A U niveau cérébral, la régulation de l'appétit fait appel à des neurotransmetteurs, tels que la dopamine, le GABA, la noradrénaline et la sérotonine, ainsi qu'à des peptides et des acides aminés. Depuis quelques années, on s'intéresse plus particulièrement à la dopamine qui agirait sur la faim par l'intermédiaire de circuits neuronaux cérébraux mésolimbiques.
Des essais thérapeutiques, qui ont fait appel à des médicaments capables de bloquer les récepteurs dopaminergiques D2, ont montré une augmentation des quantités de nourriture ingérée et, de ce fait, une majoration du poids. A l'inverse, les molécules qui augmentent la concentration de dopamine dans le cerveau ont, chez l'animal, un effet anorexigène. Mais on ne connaît pas encore de façon précise les mécanismes qui lient dopamine et obésité chez l'homme.
De 125 à 177 kilos
C'est pour cette raison que des chercheurs de New York ont mis en place une étude fondée sur un scanner par émission de positons (TEP ou PET-scan) du cerveau et, en particulier, de la zone du striatum, chez 10 patients obèses qu'ils ont comparés à 10 sujets contrôles appariés pour le sexe, l'âge, le niveau d'éducation et le niveau socio-économique. Cinq femmes et 5 hommes de 38,9 ans en moyenne et qui pesaient de 125 à 177 kilos (BMI compris entre 42 et 60) ont été choisis dans une population d'obèses, sans antécédents neurologiques, ni pathologies chroniques (diabète, hypertension ou alcoolisme) et ne recevant aucun traitement anorexigène depuis au moins six mois.
Ces patients et les dix sujets contrôles ont reçu une injection d'un traceur spécifique des récepteurs D2 à la dopamine (C11 raclopride), ainsi qu'une injection de 100 grammes de fluoro-D glucose qui permet d'apprécier la consommation de glucose selon les différentes zones du cerveau. « Nous n'avons retrouvé aucune différence en matière de consommation du glucose autant au niveau cérébral que dans la zone du striatum », explique le Dr Gene-Jack Wang, premier auteur. En revanche, le nombre des récepteurs dopaminergiques D2 s'est révélé statistiquement inférieur chez les dix sujets obèses que chez les contrôles. En cas de surpoids, la valeur de l'indice de masse corporelle (IMC) était inversement corrélée avec la mesure du nombre des récepteurs D2, les sujets ayant les valeurs de D2 les plus basses étant ceux dont l'IMC était le plus élevé.

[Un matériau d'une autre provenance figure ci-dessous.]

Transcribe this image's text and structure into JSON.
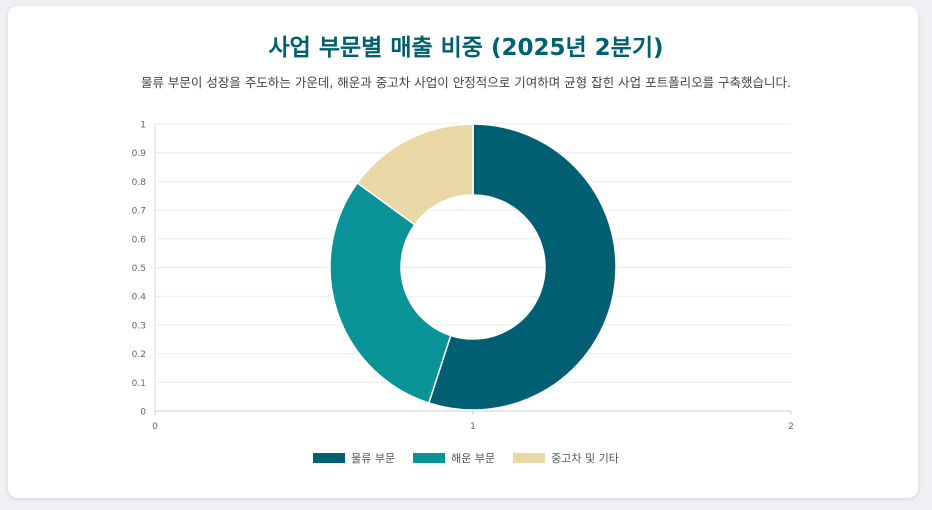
{
  "title": "사업 부문별 매출 비중 (2025년 2분기)",
  "subtitle": "물류 부문이 성장을 주도하는 가운데, 해운과 중고차 사업이 안정적으로 기여하며 균형 잡힌 사업 포트폴리오를 구축했습니다.",
  "chart_data": {
    "type": "pie",
    "style": "doughnut",
    "categories": [
      "물류 부문",
      "해운 부문",
      "중고차 및 기타"
    ],
    "values": [
      55,
      30,
      15
    ],
    "colors": [
      "#005f73",
      "#0a9396",
      "#e9d8a6"
    ],
    "xlim": [
      0,
      2
    ],
    "ylim": [
      0,
      1
    ],
    "x_ticks": [
      "0",
      "1",
      "2"
    ],
    "y_ticks": [
      "0",
      "0.1",
      "0.2",
      "0.3",
      "0.4",
      "0.5",
      "0.6",
      "0.7",
      "0.8",
      "0.9",
      "1"
    ],
    "grid": true,
    "legend": "bottom"
  }
}
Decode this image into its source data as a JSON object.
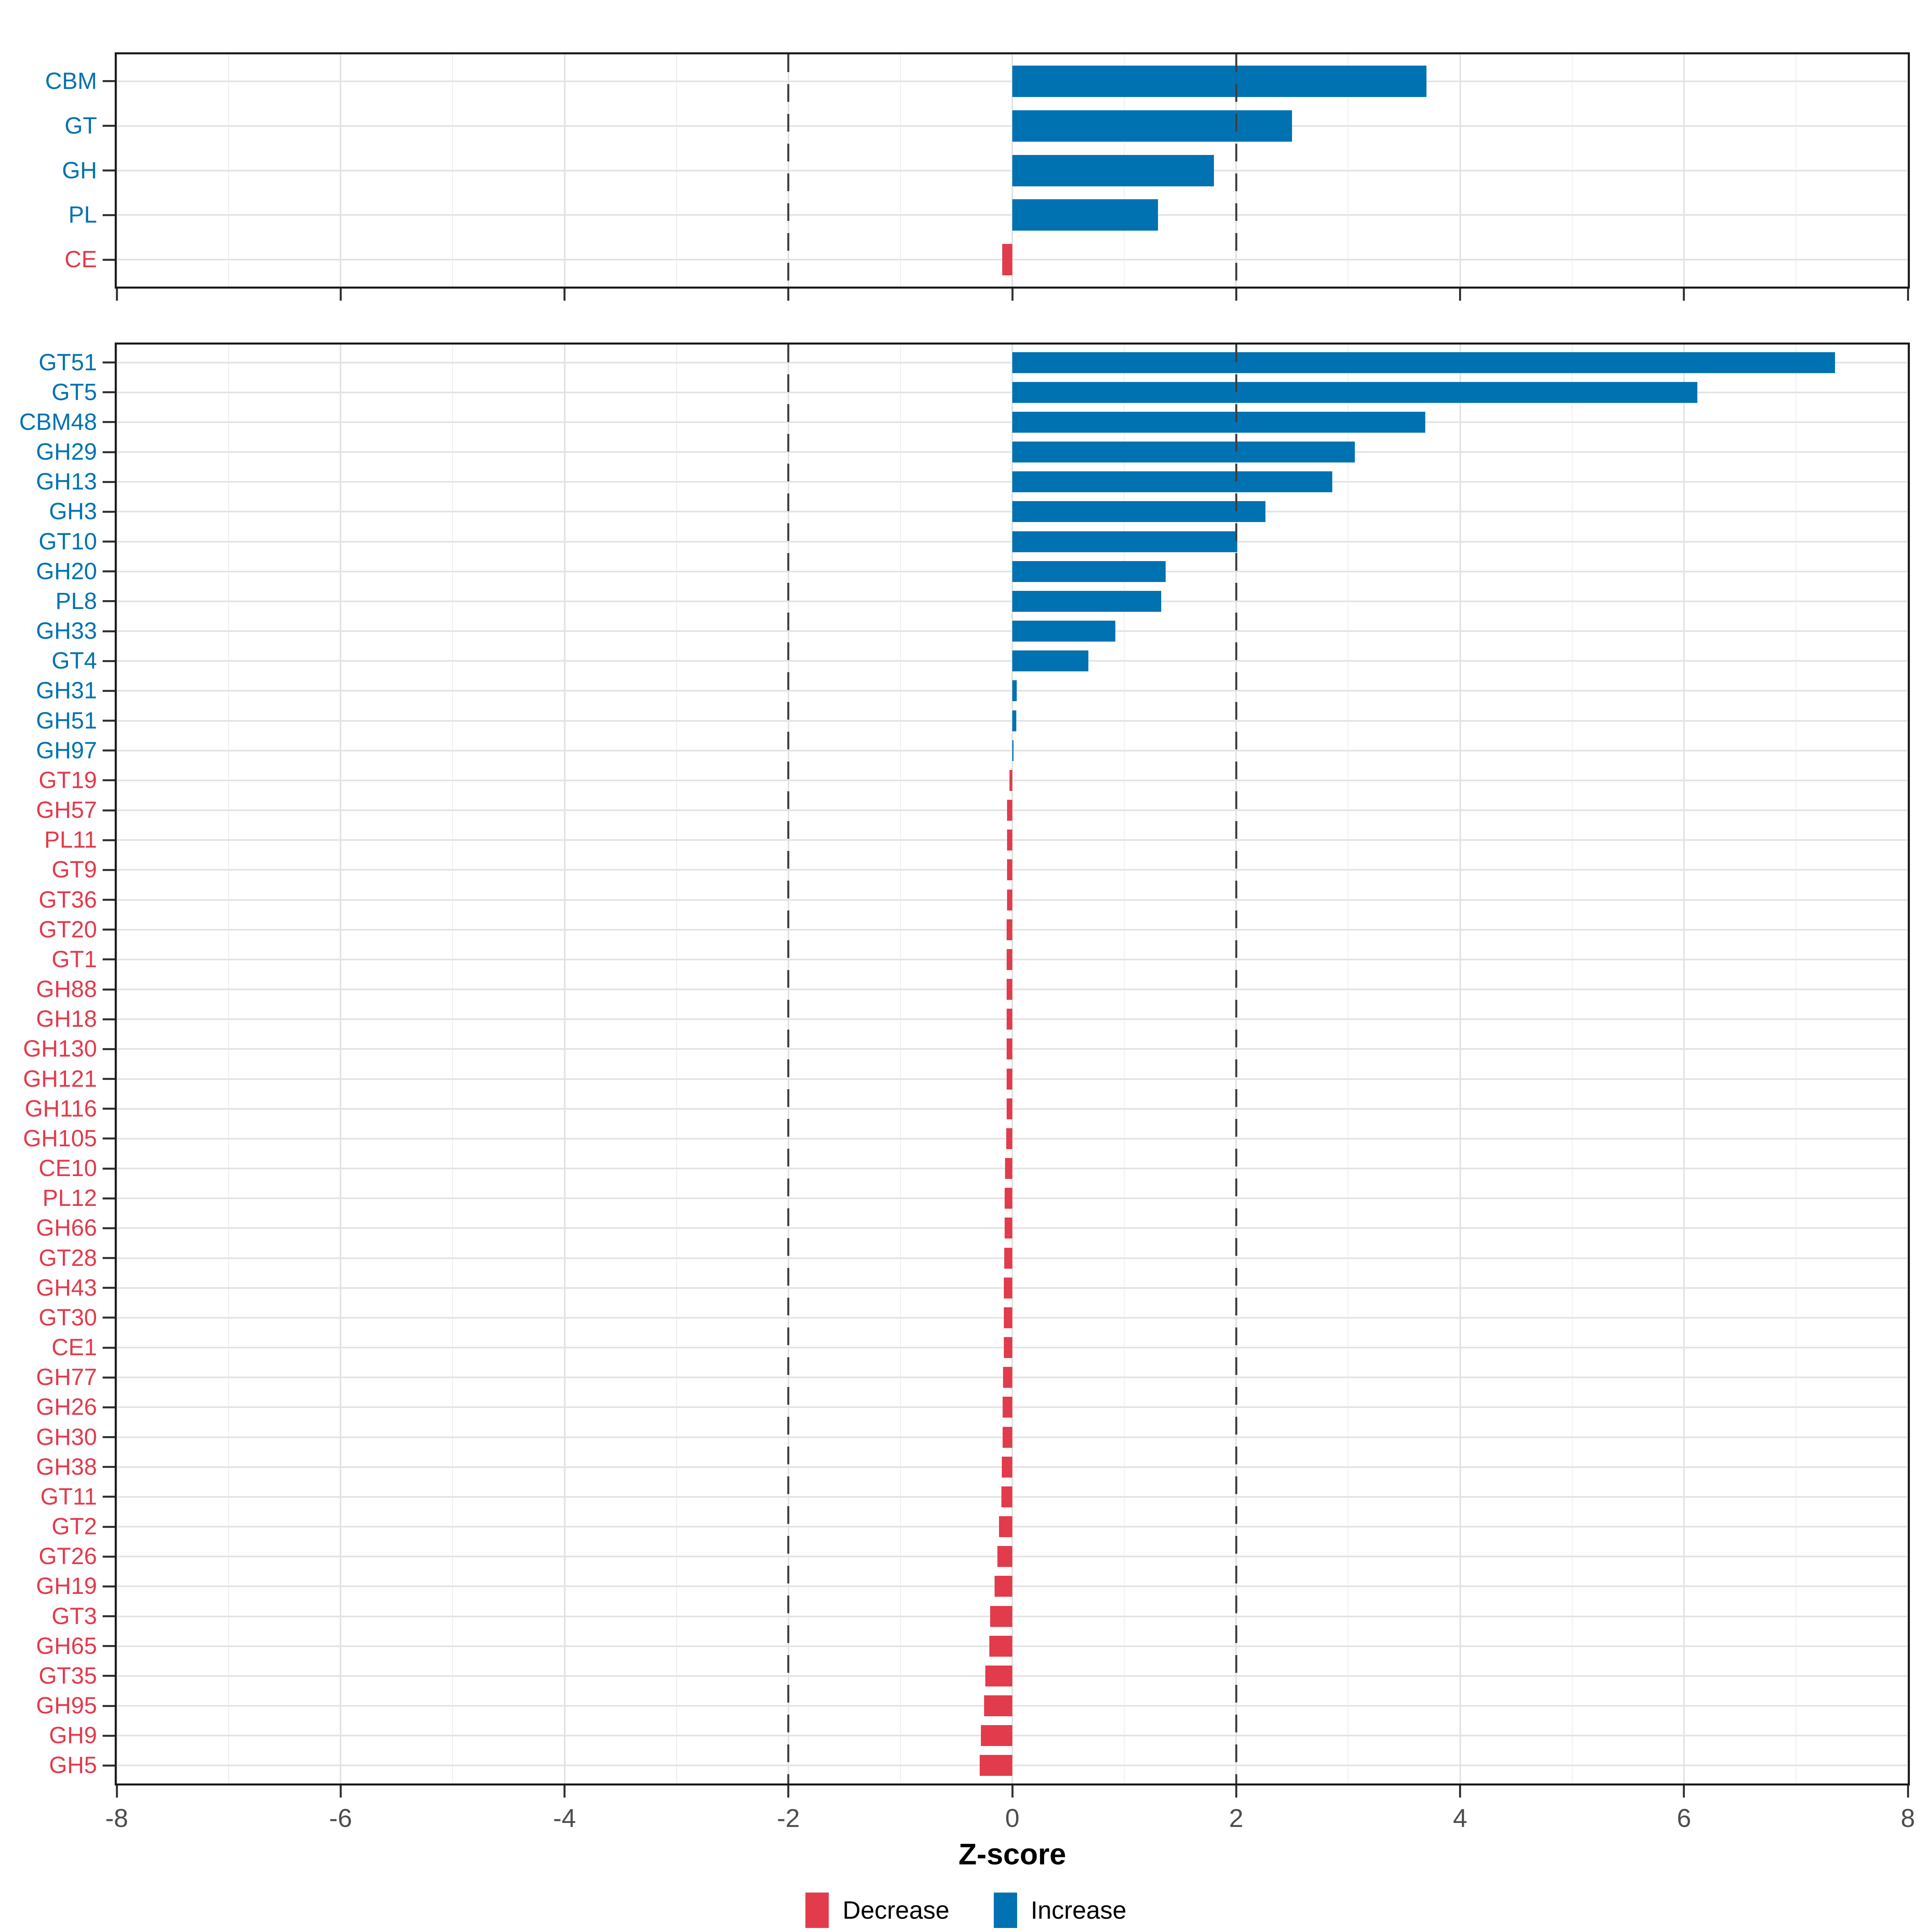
{
  "axis": {
    "title": "Z-score",
    "range": [
      -8,
      8
    ],
    "tick_values": [
      -8,
      -6,
      -4,
      -2,
      0,
      2,
      4,
      6,
      8
    ],
    "tick_labels": [
      "-8",
      "-6",
      "-4",
      "-2",
      "0",
      "2",
      "4",
      "6",
      "8"
    ],
    "guide_values": [
      -2,
      2
    ],
    "gridline_every": 1
  },
  "colors": {
    "increase": "#0072b2",
    "decrease": "#e23b4c",
    "guide": "#3f3f3f",
    "grid": "#e3e3e3",
    "tick_label": "#4d4d4d",
    "panel_border": "#1a1a1a"
  },
  "legend": {
    "items": [
      {
        "label": "Decrease",
        "color": "#e23b4c",
        "direction": "decrease"
      },
      {
        "label": "Increase",
        "color": "#0072b2",
        "direction": "increase"
      }
    ]
  },
  "chart_data": [
    {
      "type": "bar",
      "orientation": "horizontal",
      "panel": "cazyme-classes",
      "xlabel": "Z-score",
      "xlim": [
        -8,
        8
      ],
      "grid": true,
      "legend_position": "bottom",
      "categories": [
        "CBM",
        "GT",
        "GH",
        "PL",
        "CE"
      ],
      "values": [
        3.7,
        2.5,
        1.8,
        1.3,
        -0.09
      ],
      "directions": [
        "increase",
        "increase",
        "increase",
        "increase",
        "decrease"
      ]
    },
    {
      "type": "bar",
      "orientation": "horizontal",
      "panel": "cazyme-families",
      "xlabel": "Z-score",
      "xlim": [
        -8,
        8
      ],
      "grid": true,
      "legend_position": "bottom",
      "categories": [
        "GT51",
        "GT5",
        "CBM48",
        "GH29",
        "GH13",
        "GH3",
        "GT10",
        "GH20",
        "PL8",
        "GH33",
        "GT4",
        "GH31",
        "GH51",
        "GH97",
        "GT19",
        "GH57",
        "PL11",
        "GT9",
        "GT36",
        "GT20",
        "GT1",
        "GH88",
        "GH18",
        "GH130",
        "GH121",
        "GH116",
        "GH105",
        "CE10",
        "PL12",
        "GH66",
        "GT28",
        "GH43",
        "GT30",
        "CE1",
        "GH77",
        "GH26",
        "GH30",
        "GH38",
        "GT11",
        "GT2",
        "GT26",
        "GH19",
        "GT3",
        "GH65",
        "GT35",
        "GH95",
        "GH9",
        "GH5"
      ],
      "values": [
        7.35,
        6.12,
        3.69,
        3.06,
        2.86,
        2.26,
        2.01,
        1.37,
        1.33,
        0.92,
        0.68,
        0.04,
        0.035,
        0.012,
        -0.025,
        -0.045,
        -0.045,
        -0.046,
        -0.048,
        -0.05,
        -0.05,
        -0.05,
        -0.05,
        -0.05,
        -0.051,
        -0.052,
        -0.053,
        -0.063,
        -0.067,
        -0.068,
        -0.072,
        -0.075,
        -0.076,
        -0.077,
        -0.083,
        -0.085,
        -0.087,
        -0.093,
        -0.098,
        -0.12,
        -0.132,
        -0.16,
        -0.199,
        -0.205,
        -0.24,
        -0.253,
        -0.28,
        -0.29
      ],
      "directions": [
        "increase",
        "increase",
        "increase",
        "increase",
        "increase",
        "increase",
        "increase",
        "increase",
        "increase",
        "increase",
        "increase",
        "increase",
        "increase",
        "increase",
        "decrease",
        "decrease",
        "decrease",
        "decrease",
        "decrease",
        "decrease",
        "decrease",
        "decrease",
        "decrease",
        "decrease",
        "decrease",
        "decrease",
        "decrease",
        "decrease",
        "decrease",
        "decrease",
        "decrease",
        "decrease",
        "decrease",
        "decrease",
        "decrease",
        "decrease",
        "decrease",
        "decrease",
        "decrease",
        "decrease",
        "decrease",
        "decrease",
        "decrease",
        "decrease",
        "decrease",
        "decrease",
        "decrease",
        "decrease"
      ]
    }
  ]
}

Pour les auteurs, « ces résultats sont à rapprocher de ceux obtenus dans d'autres populations : alcooliques, addictifs à la cocaïne et aux opiacés. Il semblerait que, chez les obèses, la nourriture n'apporte pas uniquement les nutriments indispensables à la vie, mais induise aussi un sentiment de gratification et de plaisir qui, en raison du faible nombre de récepteurs D2, ne puisse être obtenu que par des apports massifs de nourriture ». Le Dr Wang reconnaît, néanmoins, que cette seule étude n'est pas suffisante pour déterminer de façon précise le lien entre récepteurs dopaminergiques et obésité, car il est impossible, au vu de ces seuls résultats, de déterminer si le nombre des récepteurs cérébraux représente la cause ou la conséquence de l'obésité.
Les résultats de cette étude pourraient rapidement trouver des applications cliniques par la mise au point de médicaments stimulant la fonction dopaminergiques. « On sait déjà que les psychostimulants (amphétamines, cocaïne et méthylphénidate) induisent une majoration des quantités de dopamine extracellulaire et cérébrale et possèdent une activité anorexigène par un blocage antagoniste des récepteurs à la dopamine. Mais, en raison de leur caractère addictif et de leurs effets psychoactifs, ces molécules ne doivent pas être utilisées en tant que telles chez les obèses », expliquent les investigateurs. Enfin, ils rappellent que des stratégies comportementales peuvent aussi être utilisées et, à ce titre, ils citent la pratique d'exercice physique qui, chez l'animal, induit une augmentation de l'excrétion générale et locale de dopamine et qui pourrait donc être utilisé à cette fin chez les obèses.
« The Lancet », vol. 357, pp. 354-357, 3 février 2001.